天方寨,蘭花園。
“老三!”許俊爆喝道。
黑三微凝:“老大,我在!”
許俊道:“黑風寨內,誰最大?”
黑三道:“自然是老大您!”
許俊又道:“那我說的話,你們是聽還是不聽?”
黑三聞言,似已知道許俊要說什麼,頓時面露難色,後在許俊目光的逼視下,卻不得不低聲道:“自然要聽。”
“那好!”許俊喝道:“你們三個自然也聽到了我和田平之間的賭局,那你們就都給我聽好,要是等下田平贏了,你們誰也不準再傷害他分毫,並保他平安離去!”
“……”
黑三等人本能就想拒絕,但一接觸到許俊噬人般的眼神,頓時便又無力地應聲道:“知道了,老大。”
許俊又望向田平:“我黑風寨之人向來說一是一,說二是二,現在我籌碼已出,也該你拿出籌碼來了!”
田平竟似還未回過神,茫然道:“什麼籌碼?”
許俊道:“自然是要是我贏了,你該輸給我的籌碼?”
“你贏?”田平似乎想笑,但在許俊無比認真的眼神注視下又如何也笑不出來:“我如今落魄至孤寂一身,如何有你要的籌碼?”
許俊道:“那就以你的命做籌碼?”
田平疑道:“我的命?”
許俊道:“沒錯。你贏,我死你活並平安離去。我贏,你的命就是我黑風的,我要你死你就得死,我要你活你就必須活。以你自己的命賭你自己的命。可以說是世上最公平的賭注籌碼了。怎樣?還敢不敢賭?”
田平大笑道:“沒錯,確實是世上最公平的賭注?”
許俊逼視道:“那你賭也不賭?”
田平一字一頓道:“賭,爲何不賭?”
許俊道:“你真決定賭了?”
田平道:“正是!”
“那麼……”許俊忽幽幽道:“你輸了!”
田平一愣,似未聽懂許俊的話,默然半響,方狂吼道:“你說什麼?你說我輸了?”
許俊笑道:“沒錯,你是輸了,而且一早就輸了!”
田平怒道:“那就看到底是誰輸了!”
喝聲中,田平雙手握劍,奮力向許俊整個胸腔斬去。但立馬,他卻面如死灰,雙眼無神,一副死也不敢相信地表情望着自己手中的半截斷劍。原本精鋼所鑄的一柄長劍,此刻卻只是半截連着劍柄的斷劍,其餘半截則還握在許俊手中。
許俊單手一揮,斷劍如流星般釘在地上,入土三分,而只留下一小段的劍頭,在地面上微微而顫動着。
許俊又說了一遍:“你輸了!”
“老大!”黑三等人飛躍至許俊身旁,滿臉的欣喜若狂。黑四想爲許俊肩頭的傷口止血,卻發現傷口的血早已止住了,忽然間,他恍然大悟,原來如此!
對黑三等人的關心,許俊頗爲受用。他咧着嘴,笑道:“沒事,想我黑風是誰,讓他砍個幾劍,也不過就是摔了一跤罷了。

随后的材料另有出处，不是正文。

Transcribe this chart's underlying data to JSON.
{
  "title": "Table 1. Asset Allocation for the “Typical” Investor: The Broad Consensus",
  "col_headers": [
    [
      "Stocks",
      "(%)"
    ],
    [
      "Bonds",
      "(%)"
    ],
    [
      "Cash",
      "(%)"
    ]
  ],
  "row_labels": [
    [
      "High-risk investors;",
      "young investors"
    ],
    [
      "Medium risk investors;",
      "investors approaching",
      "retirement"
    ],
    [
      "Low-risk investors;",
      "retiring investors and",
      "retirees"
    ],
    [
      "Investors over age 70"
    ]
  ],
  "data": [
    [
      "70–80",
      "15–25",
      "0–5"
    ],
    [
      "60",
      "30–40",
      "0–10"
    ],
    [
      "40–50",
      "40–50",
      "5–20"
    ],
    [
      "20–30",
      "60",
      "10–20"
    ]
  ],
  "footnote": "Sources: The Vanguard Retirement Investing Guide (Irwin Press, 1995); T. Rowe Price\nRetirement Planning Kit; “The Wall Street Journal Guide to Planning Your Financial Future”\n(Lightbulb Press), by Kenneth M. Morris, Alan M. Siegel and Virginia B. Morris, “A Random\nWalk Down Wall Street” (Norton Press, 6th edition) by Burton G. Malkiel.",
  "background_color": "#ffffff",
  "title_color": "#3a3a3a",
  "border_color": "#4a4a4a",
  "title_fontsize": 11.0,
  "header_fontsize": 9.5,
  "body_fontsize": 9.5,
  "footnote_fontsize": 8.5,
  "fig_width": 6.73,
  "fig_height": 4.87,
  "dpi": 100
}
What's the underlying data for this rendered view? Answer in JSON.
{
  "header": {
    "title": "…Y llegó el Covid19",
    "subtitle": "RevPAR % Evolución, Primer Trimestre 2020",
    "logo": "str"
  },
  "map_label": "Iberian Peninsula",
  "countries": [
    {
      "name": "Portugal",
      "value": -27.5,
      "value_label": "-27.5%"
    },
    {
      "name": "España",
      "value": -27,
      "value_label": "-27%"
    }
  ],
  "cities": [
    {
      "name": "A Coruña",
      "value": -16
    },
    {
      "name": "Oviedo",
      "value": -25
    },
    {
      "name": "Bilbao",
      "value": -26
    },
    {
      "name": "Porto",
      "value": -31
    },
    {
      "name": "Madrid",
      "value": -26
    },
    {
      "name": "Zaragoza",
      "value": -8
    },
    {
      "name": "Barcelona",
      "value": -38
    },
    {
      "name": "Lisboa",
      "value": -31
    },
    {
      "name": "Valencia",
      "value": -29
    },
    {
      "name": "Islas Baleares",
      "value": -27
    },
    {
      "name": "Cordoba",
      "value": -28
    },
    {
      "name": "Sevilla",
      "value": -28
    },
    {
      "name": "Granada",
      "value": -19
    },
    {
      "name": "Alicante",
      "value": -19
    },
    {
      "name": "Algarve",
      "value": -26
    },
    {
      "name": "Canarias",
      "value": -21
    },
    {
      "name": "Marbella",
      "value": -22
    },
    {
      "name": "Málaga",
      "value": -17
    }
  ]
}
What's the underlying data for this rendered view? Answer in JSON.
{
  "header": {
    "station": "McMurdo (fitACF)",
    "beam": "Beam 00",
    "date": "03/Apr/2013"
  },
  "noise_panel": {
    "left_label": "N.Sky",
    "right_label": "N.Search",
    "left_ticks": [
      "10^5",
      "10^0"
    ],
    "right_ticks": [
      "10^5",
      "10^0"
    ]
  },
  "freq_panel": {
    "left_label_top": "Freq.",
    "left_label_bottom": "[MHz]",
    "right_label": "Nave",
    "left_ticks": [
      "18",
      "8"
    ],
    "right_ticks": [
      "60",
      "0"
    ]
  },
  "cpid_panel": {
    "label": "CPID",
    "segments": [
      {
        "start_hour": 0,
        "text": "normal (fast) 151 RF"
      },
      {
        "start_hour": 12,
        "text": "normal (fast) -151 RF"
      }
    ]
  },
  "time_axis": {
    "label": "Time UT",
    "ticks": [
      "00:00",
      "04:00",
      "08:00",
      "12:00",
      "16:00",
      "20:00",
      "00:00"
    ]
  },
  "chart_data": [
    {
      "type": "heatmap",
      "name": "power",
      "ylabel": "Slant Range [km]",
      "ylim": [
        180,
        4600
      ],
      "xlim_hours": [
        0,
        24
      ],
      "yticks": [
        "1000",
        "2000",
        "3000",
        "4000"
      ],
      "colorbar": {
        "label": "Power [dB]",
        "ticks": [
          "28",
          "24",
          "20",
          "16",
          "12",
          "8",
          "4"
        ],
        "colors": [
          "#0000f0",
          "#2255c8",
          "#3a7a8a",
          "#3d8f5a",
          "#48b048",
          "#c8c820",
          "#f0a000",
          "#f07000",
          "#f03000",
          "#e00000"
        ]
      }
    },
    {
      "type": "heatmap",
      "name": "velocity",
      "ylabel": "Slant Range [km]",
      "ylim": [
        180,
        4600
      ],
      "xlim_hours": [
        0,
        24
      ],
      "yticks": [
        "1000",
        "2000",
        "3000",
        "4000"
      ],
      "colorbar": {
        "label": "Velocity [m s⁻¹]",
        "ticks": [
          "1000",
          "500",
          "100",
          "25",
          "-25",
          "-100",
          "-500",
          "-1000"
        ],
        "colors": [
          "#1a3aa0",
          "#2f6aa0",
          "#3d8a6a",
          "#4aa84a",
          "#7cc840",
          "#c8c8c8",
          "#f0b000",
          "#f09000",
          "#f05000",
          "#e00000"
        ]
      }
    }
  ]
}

”但這跤摔得委實不輕,他嘴裏叫着沒事,但只要一開口,那傷口卻像被火燒般火辣辣的痛。
他悠然地望着田平,道:“怎樣?”
田平愣愣地望着手中的半截斷劍,說不出話來。如今他還能說什麼?他一直瞧不起許俊,也一直未將許俊放在眼裏。認爲許俊至多也就是一個在黑二、黑三等人保護的懦夫,要說自身實力是萬萬不行。但僅憑許俊剛纔所露的那一手,田平就知自己錯了,而且錯的十分離譜。
許俊的功力本就高出他許多,卻故意受他刺、斬之苦,爲的只不過是誆他打賭,而等到賭約完成則立馬徒手震斷他的長劍。
這分明就是一個圈套,一個特意爲他而設的一個圈套,他雖不知許俊爲何要花如此大的代價來引他入這個圈套,但卻也明白此番自己徹底輸了,而且輸得連翻本的機會都沒有了。
田平喃喃道:“虎爺,對不住了!”說着手中半截斷劍再次向自己的脖子抹去。
而這次許俊沒有再撲身相救,卻急速地說了一句話:“想不到虎頭寨盡是這般背信棄義之輩!”
田平抹向自己脖子的斷劍頓時停在半空,同時對許俊爆喝道:“你說什麼?”他可以不在乎自己的生死,但卻決不允許別人再辱沒他心中的虎頭寨。
許俊推開再次嚴陣以待的黑三,逼視着田平的眼睛,問道:“你我打賭,是誰贏了。”
雖極不想承認,但田平還是喃喃道:“沒錯,是你贏了。”
許俊笑道:“你知道便好,那我再問你,我倆的賭注又是什麼?”
田平道:“賭注自然是我的命,我贏我走,你贏我的命歸你,而現在我就將我的命給你。”說着,又準備自刎。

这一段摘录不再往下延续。